Que tal afrontamento
consigo possa ser uma lei do ser-em-comum e seu sentido próprio, eis o que está
no programa do trabalho do pensamento – imediatamente acompanhado desse outro
programa: que o afrontamento, compreendendo a si mesmo, compreenda que a
destruição mútua destrói até mesmo a possibilidade do afrontamento e, com ela,
a possibilidade do ser-em-comum ou do ser-com.
Pois se o “comum” é
o “com”, o “com” designa o espaço sem onipotência e sem onipresença. No “com”

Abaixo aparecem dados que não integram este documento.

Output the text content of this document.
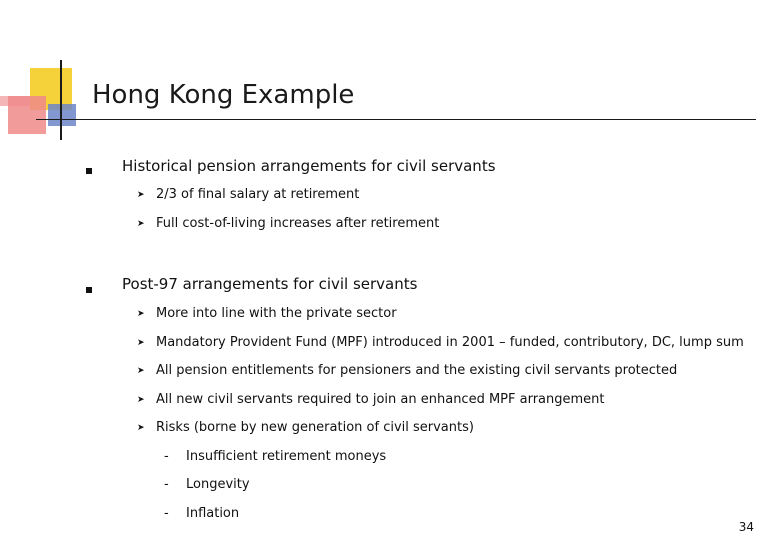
Hong Kong Example
Historical pension arrangements for civil servants
➤ 2/3 of final salary at retirement
➤ Full cost-of-living increases after retirement
Post-97 arrangements for civil servants
➤ More into line with the private sector
➤ Mandatory Provident Fund (MPF) introduced in 2001 – funded, contributory, DC, lump sum
➤ All pension entitlements for pensioners and the existing civil servants protected
➤ All new civil servants required to join an enhanced MPF arrangement
➤ Risks (borne by new generation of civil servants)
- Insufficient retirement moneys
- Longevity
- Inflation
34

pode haver apenas forças que se afrontam em razão de seu jogo mútuo e das
presenças que se separam em razão do fato de que elas sempre têm de se tornar
outra coisa do que puras presenças (objetos dados, sujeitos confortados nas
suas certezas, mundo da inércia e da entropia).
Como tornar-se
capazes de olhar de frente para nossa lacuna e nosso afrontamento, não para
colocá-los à sombra, mas para deles extrair, apesar de tudo, a força de nos
afrontar, de início, com conhecimento de causa e, em seguida, de maneira a
realmente nos encarar – sem o que o afrontamento não passa de um turbilhão
indistinto e cego?
Todavia, olhar de
frente para um abismo e afrontar o olhar não são sem analogia, se o olhar do
outro não se abre senão ao insondável: para a estraneidade absoluta, para uma
verdade que não pode ser verificada, mas que, contudo, é preciso tomar.
Tripla estraneidade:
a do outro distante, a do mesmo afastado, a da história voltada ao
não-acontecido [inarrivé], talvez, ao
insustentável. É preciso tomar, contra uma moral “altruísta” muito
maliciosamente recitada, a severidade da relação com o estrangeiro, cuja
estraneidade é condição estrita de existência e de presença. E é preciso se
fixar naquilo que, diante de nós, expõe-nos à influência nebulosa de nosso
próprio devir e de nossa própria ruptura.
Não se trata de
culpabilizar o Ocidente nem de reivindicar um Oriente mítico: trata-se de
pensar um mundo em si e por si mesmo fraturado, por uma ruptura que provém do
mais remoto de sua história e que deve, de uma maneira ou de outra, para o pior
e talvez – quem disse? – para um pouco menos pior, constituir hoje seu sentido
obscuro, um sentido não obscurecido, mas do qual o obscuro é o elemento. É
difícil, é necessário. É nossa necessidade nos dois sentidos da palavra: é
nossa pobreza e nossa obrigação.
Jean-Luc Nancy. La Communauté affrontée. Paris: Galilée,
2001. pp. 11-20. (trad.: Vinícius Nicastro Honesko)
Imagem: Giovanni Serodine. Encontro de São Pedro e São Paulo antes do martírio. 1625-6 Galleria Nazionale d'Arte Antica, Roma.
[1] Não é por acaso que as regiões do
mundo que até agora permanecem mais observadoras da guerra (sendo, de todo modo,
também partes da globalização, por sua crença ou empobrecimento) são aquelas
onde a dialética ou a desconstrução do monoteísmo não se realizou, seja por que
o cristianismo (aqui, latino-americano) nela estruturou o pensamento de modo
diferente (de maneira mais “pagã”, como se diz, ou menos “metafísica”), seja
por que o monoteísmo não penetrou pensamentos que lhe são heterogêneos (Índia
ou China não pensam, para dizer de forma grosseira, segundo o Um, nem a partir
da Presença). De um lado, o Ocidente e sua auto-exaustão se expandiram por toda
parte, e, de outro, essa disparidade sempre profunda de ao menos três mundos no
mundo certamente contém as chances e os riscos do futuro.
[2] Contraprova: quando Roma implantava
guerras de polícia nos confins do Império (como os Estados Unidos o fazem sem
cessar), Roma não era uma metade do mundo afrontando uma outra: o Império era
uma ordem à parte, os povos singulares formavam uma outra.